Risk-Adjusted Performance

9 of 100

 
Weak
 
Strong
OK
Compared to the overall equity markets, risk-adjusted returns on investments in Ryman Hospitality Properties are ranked lower than 9 (%) of all global equities and portfolios over the last 90 days. Even with relatively sluggish technical indicators, Ryman Hospitality may actually be approaching a critical reversion point that can send shares even higher in January 2025.
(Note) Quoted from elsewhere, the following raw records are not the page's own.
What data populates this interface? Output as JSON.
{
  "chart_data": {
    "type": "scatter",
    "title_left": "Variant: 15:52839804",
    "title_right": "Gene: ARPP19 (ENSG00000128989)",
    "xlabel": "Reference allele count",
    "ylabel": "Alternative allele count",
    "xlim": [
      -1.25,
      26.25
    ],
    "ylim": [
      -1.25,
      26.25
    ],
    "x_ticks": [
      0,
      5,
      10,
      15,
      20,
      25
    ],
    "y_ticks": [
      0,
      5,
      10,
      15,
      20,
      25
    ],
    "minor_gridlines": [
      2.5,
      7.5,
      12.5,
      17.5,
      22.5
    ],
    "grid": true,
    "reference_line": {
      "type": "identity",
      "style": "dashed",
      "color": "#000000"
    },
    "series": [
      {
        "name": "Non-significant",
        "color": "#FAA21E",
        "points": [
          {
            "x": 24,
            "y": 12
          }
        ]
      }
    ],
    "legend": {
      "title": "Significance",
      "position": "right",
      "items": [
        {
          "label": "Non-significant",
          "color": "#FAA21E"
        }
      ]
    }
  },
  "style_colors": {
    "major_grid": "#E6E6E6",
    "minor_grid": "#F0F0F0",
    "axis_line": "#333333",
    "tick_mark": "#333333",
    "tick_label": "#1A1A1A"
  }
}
LGI Homes and Ryman Hospitality Volatility Contrast

   Predicted Return Density   
       Returns  

Pair Trading with LGI Homes and Ryman Hospitality

The main advantage of trading using opposite LGI Homes and Ryman Hospitality positions is that it hedges away some unsystematic risk. Because of two separate transactions, even if LGI Homes position performs unexpectedly, Ryman Hospitality can make up some of the losses. Pair trading also minimizes risk from directional movements in the market. For example, if an entire industry or sector drops because of unexpected headlines, the short position in Ryman Hospitality will offset losses from the drop in Ryman Hospitality's long position.
The idea behind LGI Homes and Ryman Hospitality Properties pairs trading is to make the combined position market-neutral, meaning the overall market's direction will not affect its win or loss (or potential downside or upside). This can be achieved by designing a pairs trade with two highly correlated stocks or equities that operate in a similar space or sector, making it possible to obtain profits through simple and relatively low-risk investment.
Check out your portfolio center.
Note that this page's information should be used as a complementary analysis to find the right mix of equity instruments to add to your existing portfolios or create a brand new portfolio. You can also try the Portfolio Optimization module to compute new portfolio that will generate highest expected return given your specified tolerance for risk.